Submitted to: Seminars in Food Analysis
Publication Type: Peer Reviewed Journal
Publication Acceptance Date: February 25, 1998
Publication Date: N/A
Interpretive Summary: Flavor, smell, and color of grapefruit juice are extremely important in conferring value on the product. These characteristics are therefore critical in determining commercial use of existing cultivars and potential for commercial acceptance of new cultivars from breeding programs. Taste panels can be used to assess these traits but are cumbersome to manage and difficult to standardize over time and across locations. Sensitive instruments are now available to fingerprint volatile flavor components in food products. One of these instruments was used to analyze juice samples from 24 grapefruit cultivars and grapefruit-like hybrids. The instrument was able to successfully discriminate between juices of different cultivars and the most desirable juices formed a group that was distinctly different from the least desirable juices. This type of instrument appears to have value in discriminating different cultivars of grapefruit and quantifying the degree to which new grapefruit cultivars have desirable or undesirable flavor. This may aid in efforts to develop improved new grapefruit cultivars that appeal to the majority of consumers.

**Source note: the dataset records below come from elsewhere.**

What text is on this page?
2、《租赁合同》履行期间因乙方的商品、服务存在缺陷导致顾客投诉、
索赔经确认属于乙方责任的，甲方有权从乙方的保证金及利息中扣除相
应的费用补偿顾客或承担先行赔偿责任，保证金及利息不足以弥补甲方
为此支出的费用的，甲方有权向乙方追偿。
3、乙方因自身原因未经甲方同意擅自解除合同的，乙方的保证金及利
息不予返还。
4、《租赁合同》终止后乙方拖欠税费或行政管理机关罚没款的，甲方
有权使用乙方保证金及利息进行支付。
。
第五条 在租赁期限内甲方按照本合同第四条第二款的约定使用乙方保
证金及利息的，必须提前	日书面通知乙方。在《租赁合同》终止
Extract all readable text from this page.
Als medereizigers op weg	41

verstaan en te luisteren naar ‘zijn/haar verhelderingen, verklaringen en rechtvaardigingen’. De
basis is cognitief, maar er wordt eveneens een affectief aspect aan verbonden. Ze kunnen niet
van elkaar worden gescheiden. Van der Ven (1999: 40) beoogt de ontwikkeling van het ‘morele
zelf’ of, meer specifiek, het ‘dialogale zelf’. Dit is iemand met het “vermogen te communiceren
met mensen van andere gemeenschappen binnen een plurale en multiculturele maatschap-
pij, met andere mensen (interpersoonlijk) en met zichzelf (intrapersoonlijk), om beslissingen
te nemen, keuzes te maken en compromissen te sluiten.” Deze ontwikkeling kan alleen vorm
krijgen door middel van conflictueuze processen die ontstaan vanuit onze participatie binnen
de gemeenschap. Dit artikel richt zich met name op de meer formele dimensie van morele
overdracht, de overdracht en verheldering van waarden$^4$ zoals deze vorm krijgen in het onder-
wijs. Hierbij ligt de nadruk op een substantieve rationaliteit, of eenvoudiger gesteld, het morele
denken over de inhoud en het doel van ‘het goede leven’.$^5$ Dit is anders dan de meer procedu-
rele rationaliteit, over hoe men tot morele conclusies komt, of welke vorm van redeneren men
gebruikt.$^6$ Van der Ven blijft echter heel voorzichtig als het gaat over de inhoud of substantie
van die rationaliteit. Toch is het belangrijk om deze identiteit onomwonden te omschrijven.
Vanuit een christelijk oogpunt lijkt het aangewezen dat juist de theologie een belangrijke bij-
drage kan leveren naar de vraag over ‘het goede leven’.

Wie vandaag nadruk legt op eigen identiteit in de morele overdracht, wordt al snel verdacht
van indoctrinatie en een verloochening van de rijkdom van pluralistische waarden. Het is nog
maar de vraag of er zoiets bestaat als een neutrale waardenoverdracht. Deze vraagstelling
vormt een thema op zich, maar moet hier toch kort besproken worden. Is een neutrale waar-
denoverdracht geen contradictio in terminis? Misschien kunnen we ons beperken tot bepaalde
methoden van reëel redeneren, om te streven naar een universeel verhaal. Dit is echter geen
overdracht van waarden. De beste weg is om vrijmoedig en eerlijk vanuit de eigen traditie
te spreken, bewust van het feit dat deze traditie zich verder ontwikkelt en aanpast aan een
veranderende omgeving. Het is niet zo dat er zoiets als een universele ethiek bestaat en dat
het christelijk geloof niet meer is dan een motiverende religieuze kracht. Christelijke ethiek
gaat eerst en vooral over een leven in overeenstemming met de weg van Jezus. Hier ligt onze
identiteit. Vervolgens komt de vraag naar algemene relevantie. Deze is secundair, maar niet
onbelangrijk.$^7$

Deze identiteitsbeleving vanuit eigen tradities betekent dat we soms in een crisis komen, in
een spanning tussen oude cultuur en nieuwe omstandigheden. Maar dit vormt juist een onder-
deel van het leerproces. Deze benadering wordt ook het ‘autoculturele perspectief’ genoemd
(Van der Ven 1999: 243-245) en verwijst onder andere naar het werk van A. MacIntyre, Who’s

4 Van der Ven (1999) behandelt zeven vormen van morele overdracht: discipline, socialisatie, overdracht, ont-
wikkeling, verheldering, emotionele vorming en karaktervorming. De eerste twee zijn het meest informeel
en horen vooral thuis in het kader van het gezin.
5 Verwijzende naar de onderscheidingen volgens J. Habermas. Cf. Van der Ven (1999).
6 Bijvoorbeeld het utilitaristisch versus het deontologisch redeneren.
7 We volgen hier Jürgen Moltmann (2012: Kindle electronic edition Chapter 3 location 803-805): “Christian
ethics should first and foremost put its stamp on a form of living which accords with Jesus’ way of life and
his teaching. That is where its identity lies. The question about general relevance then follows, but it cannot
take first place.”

Hedonic sensory screening of unpasteurized grapefruit juices from 24 cultivars generated scores which ranged from dislike extremely (1) to like extremely (9). A 12 sensor array detector was employed to evaluate volatiles from this collection of grapefruit cultivars. Output from the sensor array was sufficiently unique that multivariate statistics could successfully discriminate between juices of different cultivars. Discriminant analysis of sensor response revealed that the most desirable juices formed a group that was distinctly different from least desirable juices. Sensor responses for pigmented (red) vs. non-pigmented (white) grapefruit juices were not sufficiently different to allow successful categorization.